Kicking Off The Capstone

This week we created our project plan and kicked off our Cloud Optimization of Algorithmic Trading Strategies project.  We are working with a project mentor on his side project outside of his day-job to optimize different trading strategies for certain stocks.

Our frontend will take a users input stock and will cycle through different optimization parameters for several different trading strategies stored on our AWS cloud server.  From there we will use multi-objective optimization of the buying and selling strategies using a 3rd party historical trading software, QuantConnect.  The “most-optimized” strategies/ parameters will then be reported back to the frontend in a tabular and graphical format.

We chose to use Flask for our API gateway to AWS since we will be using so much data and the trading strategies are written in python already, so because Python has so many good data libraries that became an easy choice.

The next choice was which cloud to use to host everything, and even though several of us have some GCP experience we chose AWS since our project mentor was most familiar with it and this would give us a good opportunity to broaden our software technologies knowledge.

We were chose to use QuantConnect/Docker/C# as it is used for trading research based on historical data.  The software can be downloaded in a docker container and then utilized in the cloud.  By using QuantConnect we can utilize their software code to perform the different simulations required for the optimization. 

The choice of QuantConnect does come with some issues.  Our PM advised that QuantConnect can be slow to run, and thus in order to compress our time for reviewing 12+ years of data, it may be worthwhile to write some of our own simulation code to optimize the buy Side without considering the sell Side using our own code, and then finally verifying a series of optimization parameters using QuantConnect and reporting that information of profit, and drawdown back to the user. 

To speed-up our back-end development we are attempting to modularize the components to allow multiple people to work simultaneously. In our software architecture diagram there are three clear components à Algorithm optimization/evaluation, Algorithm simulation, and DB access. 

  • For algorithm simulation, this will contain logic that runs a simulation on a buy signal algorithm.  There will also be some connectivity to QuantConnect to run a full simulation using both the buy signal and sell signal. 
  • For Algorithm optimization/ evaluation, this will evaluate the profits and drawdown from the simulation, determine how successful it was using a PyMoo multi-objective library in Python and save it to the a “top optimization parameters” list, and will feed the next algorithm into the simulation method.
  • The DB access, will handle all get and set methods for the different results.  We will store some amount of top algorithms for a specific stock i.e. the EQQQ, S&P, etc.

Our Modularity is high-level based on our project plan, but there will be some further refinement into different methods in each section.

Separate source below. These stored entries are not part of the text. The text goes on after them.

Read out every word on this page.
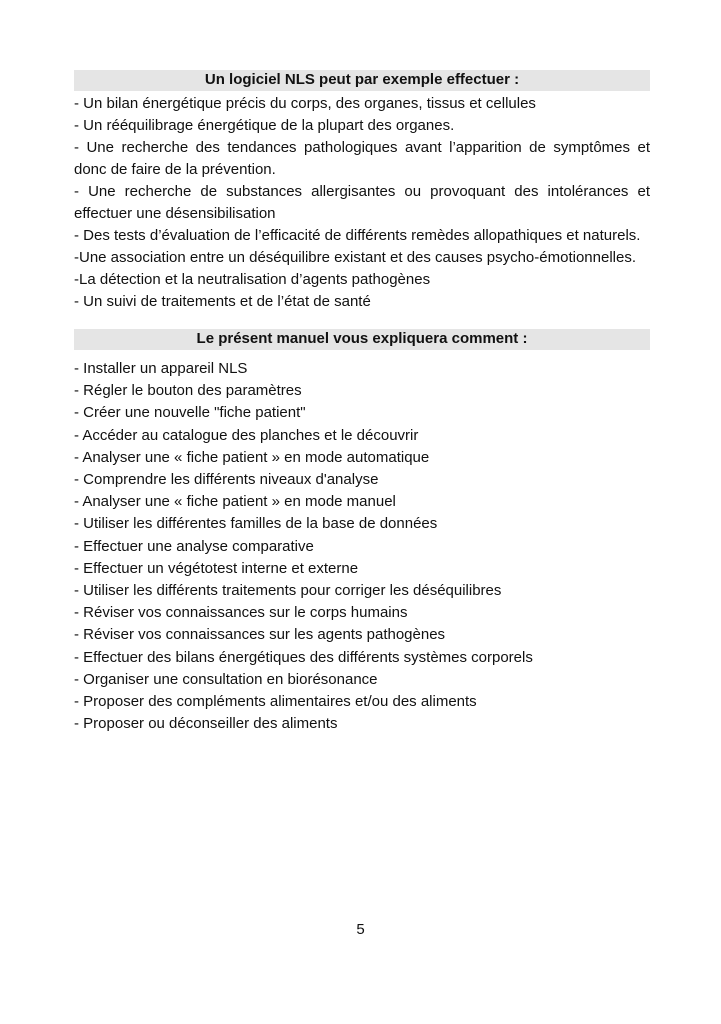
Un logiciel NLS peut par exemple effectuer :

- Un bilan énergétique précis du corps, des organes, tissus et cellules

- Un rééquilibrage énergétique de la plupart des organes.

- Une recherche des tendances pathologiques avant l’apparition de symptômes et donc de faire de la prévention.

- Une recherche de substances allergisantes ou provoquant des intolérances et effectuer une désensibilisation

- Des tests d’évaluation de l’efficacité de différents remèdes allopathiques et naturels.

-Une association entre un déséquilibre existant et des causes psycho-émotionnelles.

-La détection et la neutralisation d’agents pathogènes

- Un suivi de traitements et de l’état de santé

Le présent manuel vous expliquera comment :
- Installer un appareil NLS
- Régler le bouton des paramètres
- Créer une nouvelle "fiche patient"
- Accéder au catalogue des planches et le découvrir
- Analyser une « fiche patient » en mode automatique
- Comprendre les différents niveaux d'analyse
- Analyser une « fiche patient » en mode manuel
- Utiliser les différentes familles de la base de données
- Effectuer une analyse comparative
- Effectuer un végétotest interne et externe
- Utiliser les différents traitements pour corriger les déséquilibres
- Réviser vos connaissances sur le corps humains
- Réviser vos connaissances sur les agents pathogènes
- Effectuer des bilans énergétiques des différents systèmes corporels
- Organiser une consultation en biorésonance
- Proposer des compléments alimentaires et/ou des aliments
- Proposer ou déconseiller des aliments
5
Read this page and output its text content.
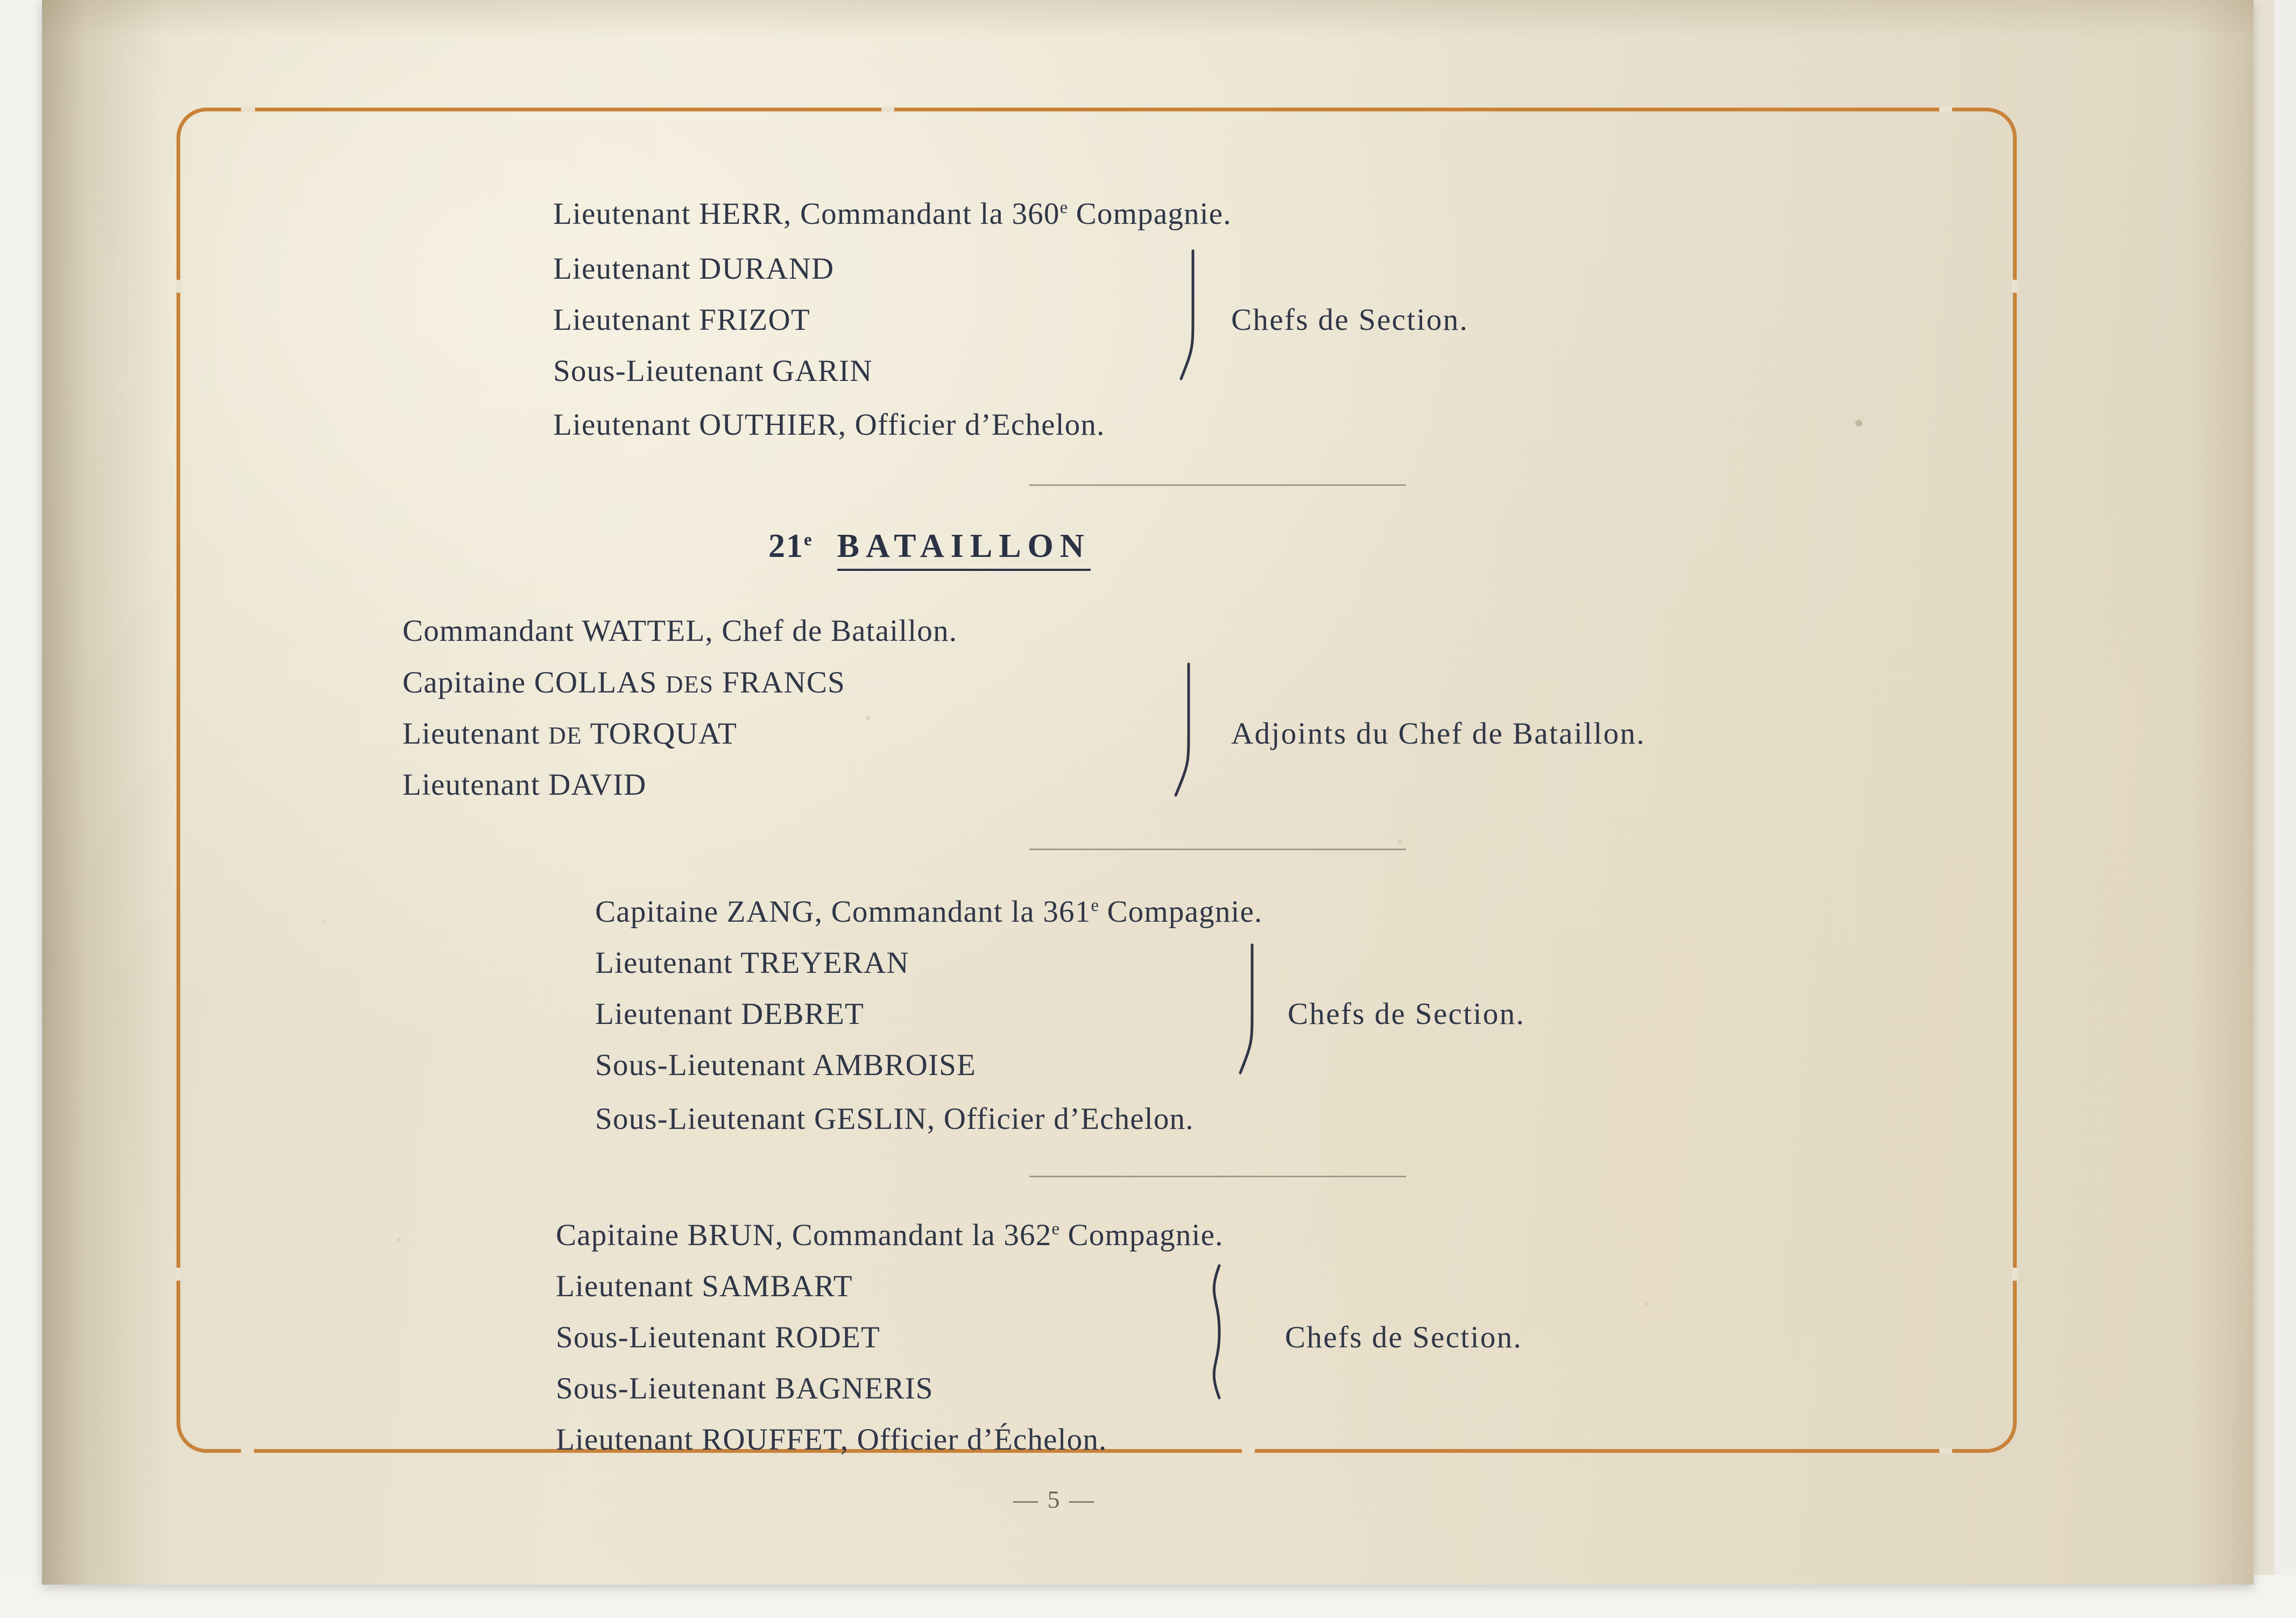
Lieutenant HERR, Commandant la 360e Compagnie.
Lieutenant DURAND
Lieutenant FRIZOT
Sous-Lieutenant GARIN
Chefs de Section.
Lieutenant OUTHIER, Officier d’Echelon.
21e BATAILLON
Commandant WATTEL, Chef de Bataillon.
Capitaine COLLAS DES FRANCS
Lieutenant DE TORQUAT
Lieutenant DAVID
Adjoints du Chef de Bataillon.
Capitaine ZANG, Commandant la 361e Compagnie.
Lieutenant TREYERAN
Lieutenant DEBRET
Sous-Lieutenant AMBROISE
Chefs de Section.
Sous-Lieutenant GESLIN, Officier d’Echelon.
Capitaine BRUN, Commandant la 362e Compagnie.
Lieutenant SAMBART
Sous-Lieutenant RODET
Sous-Lieutenant BAGNERIS
Chefs de Section.
Lieutenant ROUFFET, Officier d’Échelon.
— 5 —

A first pass at some higher level functions may look like this:

  • Algoirthm Simulation
    • CreateNextSimulation
    • GetAlgo1Template
    • GetAlgo2Template
    • GetAlgo3Template
    • AlgorithmBuySimulation
    • QuantConnectSimulation
  • Algorithm Optimization/Evaluation
    • MultiObjectiveOptimizationPyMoo
    • StoreAlgorithmParametersInTopList
    • EvaluateAlgorithmInTopList
    • RemoveWorstAlgorthimParametersInList
  • DB Access
    • StoreTopParametersRunForStock
    • GetTopParametersRunForStock

Looking forward to developing this and bring our PM’s initiative into reality.